Da conteggi fatti risulta che il Berlusca dei 1180 giorni di governo ne abbia passato oltre la metà in vacanza, a temprarsi lo spirito (ma quale?), a rifarsi la faccia, a trapiantarsi i capelli, a piantare cactus. Dal conteggio delle ferie sono sottratti i giorni passati ad ordinare le fioriere, in occasione dei summit, inclusi nei giorni lavorativi. Alla faccia di noi poveri mortali che i pochi giorni di ferie (30 su 365 all'anno) ce li siamo passati chiusi in casa o in macchina per raggiungere e lasciare il luogo della villeggiatura. E al lavoro siamo tornati più stressati di quando lo abbiamo lasciato. Ma il Berlusca non è contento, dice che noi lavoriamo poco e sta preparando una legge per ridurci i ponti e concentrare i week-end. Le vacanze e i ponti li deve fare solo lui. Solo ad un altro consente di poterlo fregare sulla durata delle ferie, all'amico americano George W. Bush.

1 settembre 2004

Venezia - 61ma mostra internazionale d’arte cinematografica

E’ cominciato oggi il Festival del Cinema di Venezia. Avrei voluto essere lì per fare in questo blog una cronaca giornaliera dei film visti e degli eventi vari. Ma purtroppo non è così, devo accontentarmi di leggere della Mostra sui giornali ed in internet e vedere qualcosa in tv. Spero il prossimo anno di poterci essere a Venezia. Mi sto organizzando. Mi consola un po’ quello che ha scritto Alberto Crespi in un articolo introduttivo alla Mostra: «Forse continuare ad andare a Venezia, o a Cannes, è una perdita di tempo.

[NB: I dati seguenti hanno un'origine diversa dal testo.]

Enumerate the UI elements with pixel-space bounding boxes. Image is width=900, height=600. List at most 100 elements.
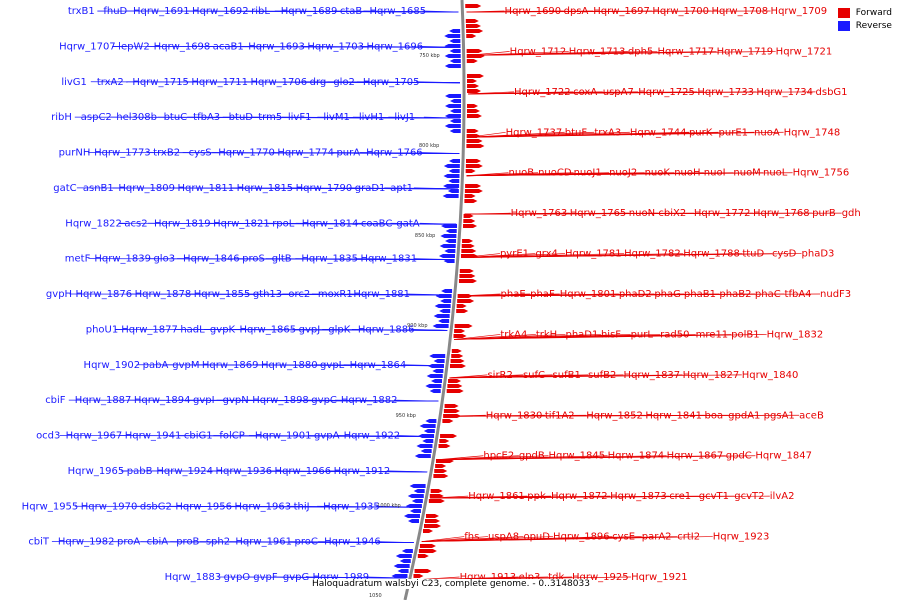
reverse-gene-feature [407, 494, 424, 498]
reverse-gene-label: rpoL [272, 218, 295, 229]
forward-gene-label: cysD [772, 249, 797, 260]
forward-gene-label: nuoK [645, 168, 671, 179]
scale-tick-label: 950 kbp [396, 413, 416, 419]
reverse-leader-line [112, 46, 460, 48]
forward-gene-label: uspA7 [603, 87, 634, 98]
forward-gene-feature [465, 164, 483, 168]
forward-gene-feature [466, 139, 483, 143]
forward-gene-feature [459, 269, 474, 273]
forward-gene-label: Hqrw_1713 [569, 46, 626, 57]
reverse-gene-feature [449, 59, 461, 63]
reverse-gene-label: graD1 [355, 183, 386, 194]
reverse-gene-feature [395, 554, 412, 558]
forward-gene-feature [461, 244, 475, 248]
reverse-gene-label: cysS [189, 148, 212, 159]
reverse-gene-label: Hqrw_1692 [192, 6, 249, 17]
forward-gene-label: nuoJ2 [609, 168, 637, 179]
forward-gene-label: Hqrw_1719 [717, 46, 774, 57]
reverse-gene-label: Hqrw_1961 [235, 537, 292, 548]
forward-gene-label: trkH [536, 329, 557, 340]
reverse-gene-label: ribL [251, 6, 270, 17]
forward-gene-feature [462, 239, 474, 243]
forward-leader-line [437, 455, 756, 461]
reverse-gene-label: pabB [127, 466, 153, 477]
forward-gene-label: btuF [565, 127, 588, 138]
reverse-gene-label: gvpC [311, 395, 337, 406]
reverse-gene-label: Hqrw_1955 [22, 501, 79, 512]
forward-gene-label: nudF3 [820, 289, 851, 300]
scale-tick-label: 1000 kbp [377, 503, 401, 509]
reverse-gene-feature [448, 169, 460, 173]
reverse-gene-label: Hqrw_1880 [261, 360, 318, 371]
reverse-gene-feature [427, 364, 444, 368]
forward-gene-feature [466, 134, 481, 138]
reverse-gene-feature [444, 114, 461, 118]
reverse-gene-label: Hqrw_1894 [134, 395, 191, 406]
reverse-gene-label: apt1 [390, 183, 413, 194]
forward-gene-feature [456, 304, 467, 308]
reverse-gene-label: trxB2 [153, 148, 180, 159]
reverse-gene-label: gvpM [172, 360, 199, 371]
reverse-gene-label: Hqrw_1865 [240, 324, 297, 335]
reverse-gene-label: gvpF [253, 572, 278, 583]
reverse-gene-label: Hqrw_1967 [66, 431, 123, 442]
scale-ticks: 750 kbp 800 kbp 850 kbp 900 kbp 950 kbp 1000 … [369, 53, 440, 599]
reverse-gene-label: Hqrw_1956 [175, 501, 232, 512]
reverse-gene-label: Hqrw_1821 [213, 218, 270, 229]
reverse-gene-label: cbiA [147, 537, 169, 548]
forward-gene-label: Hqrw_1896 [553, 532, 610, 543]
reverse-gene-label: orc2 [288, 289, 310, 300]
reverse-leader-line [97, 10, 459, 13]
reverse-leader-line [76, 187, 458, 190]
reverse-gene-feature [391, 574, 408, 578]
reverse-gene-feature [443, 164, 460, 168]
reverse-gene-feature [399, 559, 411, 563]
forward-gene-label: Hqrw_1913 [460, 572, 517, 583]
reverse-gene-label: Hqrw_1922 [344, 431, 401, 442]
reverse-gene-feature [449, 49, 461, 53]
reverse-gene-label: trxA2 [97, 77, 124, 88]
forward-swatch [837, 8, 850, 18]
scale-tick-label: 750 kbp [419, 53, 439, 59]
forward-gene-feature [466, 54, 485, 58]
reverse-gene-label: gltB [272, 254, 292, 265]
forward-gene-feature [451, 354, 464, 358]
forward-gene-label: phaE [501, 289, 526, 300]
reverse-gene-label: purA [336, 148, 360, 159]
reverse-gene-feature [425, 384, 442, 388]
forward-gene-label: aceB [799, 410, 824, 421]
forward-gene-label: purB [812, 208, 836, 219]
reverse-gene-feature [444, 64, 461, 68]
forward-gene-label: Hqrw_1737 [506, 127, 563, 138]
forward-gene-feature [466, 34, 477, 38]
forward-gene-feature [467, 104, 479, 108]
reverse-swatch [837, 21, 850, 31]
forward-gene-label: tfbA4 [785, 289, 812, 300]
reverse-gene-label: Hqrw_1965 [68, 466, 125, 477]
forward-gene-feature [439, 439, 450, 443]
forward-gene-label: ttuD [742, 249, 764, 260]
forward-gene-feature [430, 489, 443, 493]
forward-gene-label: Hqrw_1782 [624, 249, 681, 260]
reverse-gene-label: asnB1 [83, 183, 114, 194]
forward-leader-line [467, 51, 776, 56]
reverse-gene-feature [419, 424, 436, 428]
forward-gene-label: nuoL [763, 168, 788, 179]
reverse-leader-line [217, 576, 407, 579]
forward-gene-label: crtI2 [677, 532, 700, 543]
forward-gene-label: Hqrw_1700 [652, 6, 709, 17]
reverse-gene-label: proB [176, 537, 199, 548]
forward-gene-label: Hqrw_1925 [572, 572, 629, 583]
forward-gene-label: phaD3 [802, 249, 835, 260]
forward-gene-feature [466, 59, 478, 63]
reverse-gene-feature [449, 39, 461, 43]
forward-gene-label: Hqrw_1827 [683, 370, 740, 381]
legend-forward: Forward [837, 8, 892, 18]
reverse-gene-label: Hqrw_1878 [135, 289, 192, 300]
reverse-gene-label: Hqrw_1970 [81, 501, 138, 512]
reverse-gene-label: cbiT [28, 537, 50, 548]
reverse-gene-feature [449, 109, 461, 113]
reverse-gene-label: Hqrw_1685 [369, 6, 426, 17]
reverse-gene-label: Hqrw_1711 [191, 77, 248, 88]
reverse-leader-line [88, 258, 454, 260]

Gli eventi globali del cinema sono altri». Ma subito dopo aggiunge: «Detto questo, a Venezia ci saremo, e ben disposti». Beato lui.
Ecco i numeri della 61a mostra internazionale d’arte cinematografica. Film in concorso: 21; film fuori concorso: 16; Venezia Orizzonti: 27; Venezia Mezzanotte: 10; Venezia Cinema Digitale: 18; Venezia Corto Cortissimo: 33. Nei numeri ho incluso oltre ai film anche gli Eventi speciali. Altre sezioni programmate sono: Italian Kings of the B’s, retrospettiva del cinema italiano di genere; Settimana Internazionale della Critica (SIC), rassegna di 7 opere prime; Giornate degli Autori, spazio del nuovo cinema organizzato dall’ANAC (Associazione Nazionale Autori Cinematografici) e dall’API (Autori Produttori Indipendenti).

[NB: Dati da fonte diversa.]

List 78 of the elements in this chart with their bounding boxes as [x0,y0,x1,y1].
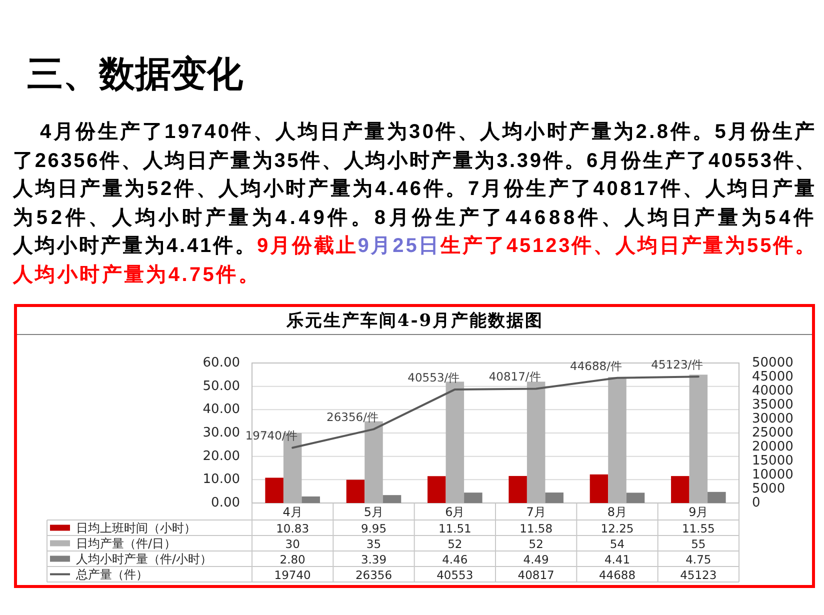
data-label: 4.49 [523,552,549,566]
bar [626,492,645,503]
data-label: 11.58 [520,521,553,536]
chart-title: 乐元生产车间4-9月产能数据图 [285,311,544,331]
annotation: 45123/件 [651,358,704,372]
bar [545,492,564,503]
text: 9月25日 [358,235,441,258]
data-label: 12.25 [600,521,634,536]
annotation: 44688/件 [570,358,622,373]
legend-label: 日均上班时间（小时） [76,520,196,535]
y-tick-label: 60.00 [202,356,240,370]
data-label: 10.83 [276,521,310,536]
bar [265,478,284,503]
bar [590,474,608,503]
data-label: 35 [366,536,382,551]
text: 4月份生产了19740件、人均日产量为30件、人均小时产量为2.8件。5月份生产了26356件、人均日产量为35件、人均小时产量为3.39件。6月份生产了40553件、人均日产量为52件、人均小时产量为4.46件。7月份生产了40817件、人均日产量为52件、人均小时产量为4.49件。8月份生产了44688件、人均日产量为54件 [13,121,817,229]
data-label: 52 [448,536,462,551]
data-label: 4.46 [442,552,468,566]
y-tick-label: 10.00 [202,472,240,488]
legend-label: 总产量（件） [75,567,148,582]
y2-tick-label: 50000 [752,356,794,370]
y-tick-label: 20.00 [202,448,240,464]
bar [464,492,482,503]
data-label: 45123 [680,568,717,582]
bar [508,476,527,503]
bar [346,480,365,503]
y2-tick-label: 5000 [752,482,786,496]
annotation: 40553/件 [408,370,460,384]
data-label: 40817 [518,568,554,582]
text: 人均小时产量为4.75件。 [13,264,261,286]
y2-tick-label: 10000 [752,468,794,482]
annotation: 19740/件 [245,428,298,443]
data-label: 11.51 [438,521,472,536]
y-tick-label: 40.00 [202,402,240,418]
annotation: 40817/件 [488,370,542,384]
x-tick-label: 6月 [445,505,465,519]
x-tick-label: 7月 [526,505,546,519]
bar [671,476,690,503]
data-label: 11.55 [682,521,715,536]
data-label: 3.39 [360,552,387,566]
x-tick-label: 8月 [607,505,628,519]
y2-tick-label: 45000 [752,370,794,384]
data-label: 19740 [274,568,311,582]
legend-label: 日均产量（件/日） [76,536,176,550]
x-tick-label: 9月 [688,505,708,519]
y2-tick-label: 0 [752,496,760,510]
annotation: 26356/件 [326,410,379,424]
y-tick-label: 50.00 [202,378,240,394]
y2-tick-label: 25000 [752,426,794,440]
bar [302,496,320,503]
bar [382,495,402,503]
y2-tick-label: 40000 [752,384,794,398]
text: 生产了45123件、人均日产量为55件。 [440,235,817,258]
legend-label: 人均小时产量（件/小时） [76,552,212,566]
data-label: 40553 [436,568,474,582]
data-label: 30 [285,536,300,551]
data-label: 4.75 [686,552,712,566]
data-label: 4.41 [604,552,630,566]
data-label: 9.95 [360,521,387,536]
x-tick-label: 4月 [282,505,302,519]
y2-tick-label: 15000 [752,454,794,468]
y-tick-label: 30.00 [202,426,240,440]
text: 人均小时产量为4.41件。 [13,235,257,258]
y2-tick-label: 30000 [752,412,794,426]
data-label: 44688 [598,568,636,582]
bar [428,476,446,503]
y-tick-label: 0.00 [211,496,240,510]
y2-tick-label: 20000 [752,440,794,454]
text: 9月份截止 [256,235,358,258]
y2-tick-label: 35000 [752,398,794,412]
x-tick-label: 5月 [364,505,384,519]
data-label: 2.80 [280,552,306,566]
data-label: 55 [691,536,706,551]
bar [708,492,726,503]
data-label: 54 [610,536,625,551]
data-label: 26356 [355,568,392,582]
data-label: 52 [528,536,544,551]
text: 三、数据变化 [27,52,243,96]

Domenica 5 settembre infine vi sarà un segmento particolare della Mostra intitolato Storia segreta del cinema italiano – Underground Italia, saranno proiettati un film a testa di Alberto Grifi, Gianfranco Baruchello, Romano Scavolini; conosco i primi due e i loro film, ne ho parlato nella mia tesi di laurea Avanguardia e Kitsch nel Cinema italiano.